Directory password protection lets you restrict access to a folder on your site. When enabled, visitors browsing to that folder are prompted by their browser for a username and password before any file inside the folder is served.
This is the same mechanism used by cPanel's "Directory Privacy" feature and is the standard HTTP Basic Authentication built into every browser.
Common Use Cases
- Protecting an admin or staging area (
/admin,/staging) - Restricting access to a development version of your site
- Hiding internal documentation or files from public crawlers
- Adding a quick second layer of authentication on top of an application's own login
How It Works
Opterius stores your usernames and password hashes in a system-wide htpasswd file at /etc/opterius/htpasswd/{domain}/{path}. This file is not inside your web root, so it can never be accessed directly by visitors.
When a request arrives for a protected directory:
- Apache mode (.htaccess enabled): Apache reads the
.htaccessfile inside the protected directory, which references the htpasswd file. Apache prompts for credentials before serving anything. - Nginx direct mode (default): Nginx serves the file. The agent generates an
auth_basiclocation block in a per-domain include file. Nginx prompts for credentials before serving anything.
In both modes, the same htpasswd file is used.

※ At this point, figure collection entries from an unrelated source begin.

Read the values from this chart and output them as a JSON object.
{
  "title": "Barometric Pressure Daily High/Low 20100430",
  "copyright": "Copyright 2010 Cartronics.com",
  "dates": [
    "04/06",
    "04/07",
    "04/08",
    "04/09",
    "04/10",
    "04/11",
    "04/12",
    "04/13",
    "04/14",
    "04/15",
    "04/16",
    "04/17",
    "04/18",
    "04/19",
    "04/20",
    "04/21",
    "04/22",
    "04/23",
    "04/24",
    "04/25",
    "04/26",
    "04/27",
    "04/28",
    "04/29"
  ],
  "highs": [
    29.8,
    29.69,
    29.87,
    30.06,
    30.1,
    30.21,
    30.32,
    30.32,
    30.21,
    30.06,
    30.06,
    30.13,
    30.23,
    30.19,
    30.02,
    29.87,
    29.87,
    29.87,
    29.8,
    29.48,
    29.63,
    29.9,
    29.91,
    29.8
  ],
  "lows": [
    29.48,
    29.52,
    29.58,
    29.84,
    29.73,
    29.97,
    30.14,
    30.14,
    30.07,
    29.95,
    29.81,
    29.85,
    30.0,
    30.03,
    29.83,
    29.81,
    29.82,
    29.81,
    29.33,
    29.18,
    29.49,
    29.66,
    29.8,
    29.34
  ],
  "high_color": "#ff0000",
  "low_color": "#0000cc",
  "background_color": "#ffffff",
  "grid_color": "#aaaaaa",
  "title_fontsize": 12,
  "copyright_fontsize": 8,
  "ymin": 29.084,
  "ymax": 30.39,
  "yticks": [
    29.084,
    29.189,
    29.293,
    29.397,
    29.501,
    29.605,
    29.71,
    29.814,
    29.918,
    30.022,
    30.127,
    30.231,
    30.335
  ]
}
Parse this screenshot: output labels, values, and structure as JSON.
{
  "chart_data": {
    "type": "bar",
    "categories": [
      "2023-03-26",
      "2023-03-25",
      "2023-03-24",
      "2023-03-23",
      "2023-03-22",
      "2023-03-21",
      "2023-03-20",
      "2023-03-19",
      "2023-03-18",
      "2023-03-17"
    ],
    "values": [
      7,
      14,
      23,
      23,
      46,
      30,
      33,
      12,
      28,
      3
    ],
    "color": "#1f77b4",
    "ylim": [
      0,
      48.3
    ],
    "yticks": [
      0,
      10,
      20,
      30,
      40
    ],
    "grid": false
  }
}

The password format is APR1 (md5_crypt) which both Apache and Nginx accept.
Setting Up Protection
- Open the Security → Directory Protection page in the sidebar.
- Find the domain you want to protect and click + Add protected directory.
- Enter:
- Path: relative to your
public_html(e.g.admin,wp-admin,private/files). - Realm label (optional): the message shown in the browser prompt (e.g. "Restricted Area").
- Username and Password: the first user that will be allowed to access the directory.
- Path: relative to your
- Click Create.
The directory is now protected. Try visiting it in your browser to verify — you should see an authentication prompt.
Adding More Users
You can add as many usernames as you want to the same protected directory. Each user has their own password.
- Find the protected directory in the list.
- Use the inline form at the bottom (username + password) to add another user.
- Click Add user.
Removing a User
Each user in the list has a small remove link next to their name. Click it to remove that user.
If you remove the last user from a protected directory, the entire protection is removed automatically.
Removing Protection from a Directory
Click Remove protection at the top of any protected directory card. This deletes the htpasswd file, removes the .htaccess rules (if in Apache mode), and updates the Nginx include file.
The directory becomes publicly accessible again immediately.
Security Notes
- Use strong passwords. HTTP Basic Authentication transmits credentials in base64 — which is not encrypted. Always use HTTPS for any directory you protect with passwords. Opterius generates SSL certificates automatically via Let's Encrypt.
- Browser-based protection only. Directory protection blocks browser access. It does not protect files from being accessed by other server-side processes or by direct file system access. If you need to protect data from PHP scripts, use application-level access control instead.
- Hashed storage. Passwords are never stored in plaintext. They are hashed with
crypt(APR1)and stored only in the htpasswd file.
Troubleshooting
The browser prompt does not appear.
Check that the directory exists in your public_html. Opterius will create it if missing, but if there is a typo in the path, the protection rules will not match the actual directory.
I can still access the directory after enabling protection. Clear your browser's cached credentials or try in an incognito window. Browsers cache HTTP Basic credentials for the duration of the session.
I get a 500 Internal Server Error.
This usually means Apache could not read the htpasswd file. Check the error log for your domain at /home/{user}/{domain}/logs/error.log. The most common cause is incorrect file permissions, which Opterius normally handles automatically — re-saving the protection from the panel will fix it.
The protected files inside the directory return PHP code instead of executing.
The Nginx include file declares a PHP location handler inside the protected location. If you removed and re-added the protection but PHP files still don't run, ask the support team to inspect the per-domain include file at /etc/nginx/opterius-includes/{domain}-dirs.conf.